Exploiting query term correlation for list caching in web search engines

  • Authors:
  • Jiancong Tong;Gang Wang;Douglas S. Stones;Shizhao Sun;Xiaoguang Liu;Fan Zhang

  • Affiliations:
  • Nankai University, Tianjin, China;Nankai University, Tianjin, China;Monash University, Melbourne, Australia;Nankai University, Tianjin, China;Nankai University, Tianjin, China;Nankai University, Tianjin, China

  • Venue:
  • Proceedings of the 22nd ACM international conference on Conference on information & knowledge management
  • Year:
  • 2013

Quantified Score

Hi-index 0.00

Visualization

Abstract

Caching technologies have been widely employed to boost the performance of Web search engines.
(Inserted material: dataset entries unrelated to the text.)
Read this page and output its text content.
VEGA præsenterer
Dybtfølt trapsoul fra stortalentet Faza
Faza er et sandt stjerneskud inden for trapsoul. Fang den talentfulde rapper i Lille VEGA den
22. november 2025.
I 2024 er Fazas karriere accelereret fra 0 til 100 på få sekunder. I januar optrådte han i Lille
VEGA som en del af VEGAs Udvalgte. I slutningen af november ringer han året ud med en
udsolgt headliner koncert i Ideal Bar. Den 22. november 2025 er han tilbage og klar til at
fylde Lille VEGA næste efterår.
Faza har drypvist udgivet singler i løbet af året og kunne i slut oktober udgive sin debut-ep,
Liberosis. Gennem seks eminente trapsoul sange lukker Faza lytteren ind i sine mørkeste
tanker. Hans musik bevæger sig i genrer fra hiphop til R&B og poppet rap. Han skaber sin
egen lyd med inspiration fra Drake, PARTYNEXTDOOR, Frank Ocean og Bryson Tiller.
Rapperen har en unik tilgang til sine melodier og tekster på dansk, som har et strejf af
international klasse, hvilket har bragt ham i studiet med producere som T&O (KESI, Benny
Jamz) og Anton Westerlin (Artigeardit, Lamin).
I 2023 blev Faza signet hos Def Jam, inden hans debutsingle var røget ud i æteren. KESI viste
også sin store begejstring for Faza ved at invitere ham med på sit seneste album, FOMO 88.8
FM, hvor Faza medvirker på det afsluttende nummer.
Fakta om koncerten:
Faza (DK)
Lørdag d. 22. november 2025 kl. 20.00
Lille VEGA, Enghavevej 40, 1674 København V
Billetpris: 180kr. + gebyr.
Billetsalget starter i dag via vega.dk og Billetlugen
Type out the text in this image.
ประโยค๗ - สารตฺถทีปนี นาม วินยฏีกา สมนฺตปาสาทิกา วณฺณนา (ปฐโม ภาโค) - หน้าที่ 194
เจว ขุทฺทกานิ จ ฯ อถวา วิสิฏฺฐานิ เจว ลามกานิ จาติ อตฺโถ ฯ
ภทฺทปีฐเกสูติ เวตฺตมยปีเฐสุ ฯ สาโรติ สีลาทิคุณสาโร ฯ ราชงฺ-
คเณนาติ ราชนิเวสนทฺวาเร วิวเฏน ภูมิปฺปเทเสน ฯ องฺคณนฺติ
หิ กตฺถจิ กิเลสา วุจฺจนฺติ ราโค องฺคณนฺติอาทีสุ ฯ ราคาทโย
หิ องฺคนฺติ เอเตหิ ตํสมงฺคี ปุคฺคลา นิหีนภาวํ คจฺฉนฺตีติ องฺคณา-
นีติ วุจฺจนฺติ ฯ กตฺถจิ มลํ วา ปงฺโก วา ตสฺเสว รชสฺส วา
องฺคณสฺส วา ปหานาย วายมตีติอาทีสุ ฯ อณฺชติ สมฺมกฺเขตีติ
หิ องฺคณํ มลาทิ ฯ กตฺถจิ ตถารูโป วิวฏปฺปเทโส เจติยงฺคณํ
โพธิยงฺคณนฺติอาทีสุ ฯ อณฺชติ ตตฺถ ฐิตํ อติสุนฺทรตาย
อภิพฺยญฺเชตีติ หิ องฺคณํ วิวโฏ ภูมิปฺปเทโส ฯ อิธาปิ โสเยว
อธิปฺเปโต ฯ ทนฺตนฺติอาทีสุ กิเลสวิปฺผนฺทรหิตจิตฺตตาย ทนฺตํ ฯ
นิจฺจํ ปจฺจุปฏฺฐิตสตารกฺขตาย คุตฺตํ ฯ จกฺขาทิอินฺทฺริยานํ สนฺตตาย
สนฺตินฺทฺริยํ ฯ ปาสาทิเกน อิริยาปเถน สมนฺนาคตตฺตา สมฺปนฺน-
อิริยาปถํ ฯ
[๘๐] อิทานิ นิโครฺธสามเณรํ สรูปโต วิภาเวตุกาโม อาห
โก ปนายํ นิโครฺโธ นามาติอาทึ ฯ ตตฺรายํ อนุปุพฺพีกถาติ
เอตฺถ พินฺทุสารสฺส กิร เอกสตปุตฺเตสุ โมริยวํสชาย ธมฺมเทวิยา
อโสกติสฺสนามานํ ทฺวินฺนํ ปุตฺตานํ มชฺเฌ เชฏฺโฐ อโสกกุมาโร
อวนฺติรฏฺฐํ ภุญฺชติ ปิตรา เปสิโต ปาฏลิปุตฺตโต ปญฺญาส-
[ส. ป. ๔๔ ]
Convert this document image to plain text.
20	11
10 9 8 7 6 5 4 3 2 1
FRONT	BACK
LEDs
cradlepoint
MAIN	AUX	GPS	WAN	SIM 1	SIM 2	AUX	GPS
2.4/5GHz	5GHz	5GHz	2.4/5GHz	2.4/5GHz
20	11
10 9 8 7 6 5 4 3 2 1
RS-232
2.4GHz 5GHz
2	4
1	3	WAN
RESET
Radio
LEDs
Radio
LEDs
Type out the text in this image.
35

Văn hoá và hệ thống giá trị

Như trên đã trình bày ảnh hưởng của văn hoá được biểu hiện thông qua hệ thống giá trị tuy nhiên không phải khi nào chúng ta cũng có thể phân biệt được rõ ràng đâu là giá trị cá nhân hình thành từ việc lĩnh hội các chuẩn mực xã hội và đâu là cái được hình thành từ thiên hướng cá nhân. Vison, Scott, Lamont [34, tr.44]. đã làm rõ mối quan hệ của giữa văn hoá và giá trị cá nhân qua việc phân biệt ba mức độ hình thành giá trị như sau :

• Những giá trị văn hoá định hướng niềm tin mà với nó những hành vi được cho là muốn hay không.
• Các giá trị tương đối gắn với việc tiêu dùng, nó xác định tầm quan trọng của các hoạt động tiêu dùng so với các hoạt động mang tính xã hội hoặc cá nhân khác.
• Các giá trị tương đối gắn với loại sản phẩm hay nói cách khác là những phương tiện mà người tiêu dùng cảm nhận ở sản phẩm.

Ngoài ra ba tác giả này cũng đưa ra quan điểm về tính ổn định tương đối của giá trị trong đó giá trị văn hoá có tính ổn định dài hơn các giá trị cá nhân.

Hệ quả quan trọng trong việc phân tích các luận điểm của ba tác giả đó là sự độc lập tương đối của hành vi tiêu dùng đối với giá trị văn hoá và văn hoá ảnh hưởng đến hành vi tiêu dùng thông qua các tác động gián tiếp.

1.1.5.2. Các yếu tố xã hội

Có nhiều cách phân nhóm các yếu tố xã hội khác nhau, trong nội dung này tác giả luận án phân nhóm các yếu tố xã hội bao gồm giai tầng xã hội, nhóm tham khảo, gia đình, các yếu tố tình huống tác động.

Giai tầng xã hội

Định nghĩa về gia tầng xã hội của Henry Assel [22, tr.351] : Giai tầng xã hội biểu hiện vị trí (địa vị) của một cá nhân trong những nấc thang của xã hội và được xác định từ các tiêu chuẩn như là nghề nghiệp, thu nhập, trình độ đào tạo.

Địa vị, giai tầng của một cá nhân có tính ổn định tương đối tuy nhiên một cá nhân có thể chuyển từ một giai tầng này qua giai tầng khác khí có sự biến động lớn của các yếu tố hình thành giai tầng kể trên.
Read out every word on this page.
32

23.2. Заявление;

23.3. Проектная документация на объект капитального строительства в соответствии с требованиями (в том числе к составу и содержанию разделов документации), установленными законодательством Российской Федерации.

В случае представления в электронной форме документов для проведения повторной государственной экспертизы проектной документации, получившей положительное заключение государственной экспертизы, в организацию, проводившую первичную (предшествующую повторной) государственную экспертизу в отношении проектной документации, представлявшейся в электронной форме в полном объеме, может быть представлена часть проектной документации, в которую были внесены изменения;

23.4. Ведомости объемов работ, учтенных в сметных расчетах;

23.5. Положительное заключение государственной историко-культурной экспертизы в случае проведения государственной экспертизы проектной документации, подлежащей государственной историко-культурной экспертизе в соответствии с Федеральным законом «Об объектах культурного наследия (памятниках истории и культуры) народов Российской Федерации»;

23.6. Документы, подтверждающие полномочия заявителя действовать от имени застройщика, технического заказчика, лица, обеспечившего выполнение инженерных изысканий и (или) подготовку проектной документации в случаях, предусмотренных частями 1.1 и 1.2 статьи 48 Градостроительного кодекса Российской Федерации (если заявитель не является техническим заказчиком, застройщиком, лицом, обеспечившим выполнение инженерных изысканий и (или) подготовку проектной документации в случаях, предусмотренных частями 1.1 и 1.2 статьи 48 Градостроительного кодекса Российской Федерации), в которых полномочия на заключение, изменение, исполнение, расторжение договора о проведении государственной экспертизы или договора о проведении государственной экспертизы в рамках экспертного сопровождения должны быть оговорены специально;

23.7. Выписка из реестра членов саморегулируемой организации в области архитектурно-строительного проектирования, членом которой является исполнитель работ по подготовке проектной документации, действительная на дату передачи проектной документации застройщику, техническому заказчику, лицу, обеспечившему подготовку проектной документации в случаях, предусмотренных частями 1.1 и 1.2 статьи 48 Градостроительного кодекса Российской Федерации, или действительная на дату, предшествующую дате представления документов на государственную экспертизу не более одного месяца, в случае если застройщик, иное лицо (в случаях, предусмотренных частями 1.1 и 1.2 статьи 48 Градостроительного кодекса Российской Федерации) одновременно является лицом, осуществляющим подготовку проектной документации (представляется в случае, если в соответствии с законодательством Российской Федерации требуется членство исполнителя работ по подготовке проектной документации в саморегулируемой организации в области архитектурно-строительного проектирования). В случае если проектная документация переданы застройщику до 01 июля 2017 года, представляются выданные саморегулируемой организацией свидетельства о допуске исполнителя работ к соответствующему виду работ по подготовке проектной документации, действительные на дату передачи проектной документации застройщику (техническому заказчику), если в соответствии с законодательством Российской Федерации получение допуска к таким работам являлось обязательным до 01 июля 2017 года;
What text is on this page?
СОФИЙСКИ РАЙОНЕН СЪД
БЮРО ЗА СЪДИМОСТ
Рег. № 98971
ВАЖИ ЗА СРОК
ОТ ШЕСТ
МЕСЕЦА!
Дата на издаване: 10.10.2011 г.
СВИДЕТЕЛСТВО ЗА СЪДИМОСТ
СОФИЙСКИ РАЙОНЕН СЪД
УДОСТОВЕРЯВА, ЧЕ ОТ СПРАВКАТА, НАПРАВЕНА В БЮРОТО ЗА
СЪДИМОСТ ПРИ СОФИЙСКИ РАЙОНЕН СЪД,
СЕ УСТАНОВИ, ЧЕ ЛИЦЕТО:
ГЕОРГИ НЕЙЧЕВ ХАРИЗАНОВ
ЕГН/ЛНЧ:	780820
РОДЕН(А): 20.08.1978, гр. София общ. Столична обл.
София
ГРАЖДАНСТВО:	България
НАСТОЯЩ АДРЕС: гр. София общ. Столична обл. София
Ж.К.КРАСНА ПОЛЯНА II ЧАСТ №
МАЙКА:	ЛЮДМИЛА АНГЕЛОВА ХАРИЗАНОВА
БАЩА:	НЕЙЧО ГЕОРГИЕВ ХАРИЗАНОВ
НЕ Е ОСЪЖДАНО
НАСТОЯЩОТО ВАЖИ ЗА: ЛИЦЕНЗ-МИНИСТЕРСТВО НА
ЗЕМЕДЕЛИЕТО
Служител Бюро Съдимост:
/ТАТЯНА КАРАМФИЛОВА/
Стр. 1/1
Motivated by the correlation between terms in query logs from a commercial search engine, we explore the idea of a caching scheme based on pairs of terms, rather than individual terms (which is the typical approach used by search engines today). We propose an inverted list caching policy, based on the Least Recently Used method, in which the co-occurring correlation between terms in the query stream is accounted for when deciding on which terms to keep in the cache. We consider not only the term co-occurrence within the same query but also the co-occurrence between separate queries. Experimental results show that the proposed approach can improve not only the cache hit ratio but also the overall throughput of the system when compared to existing list caching algorithms.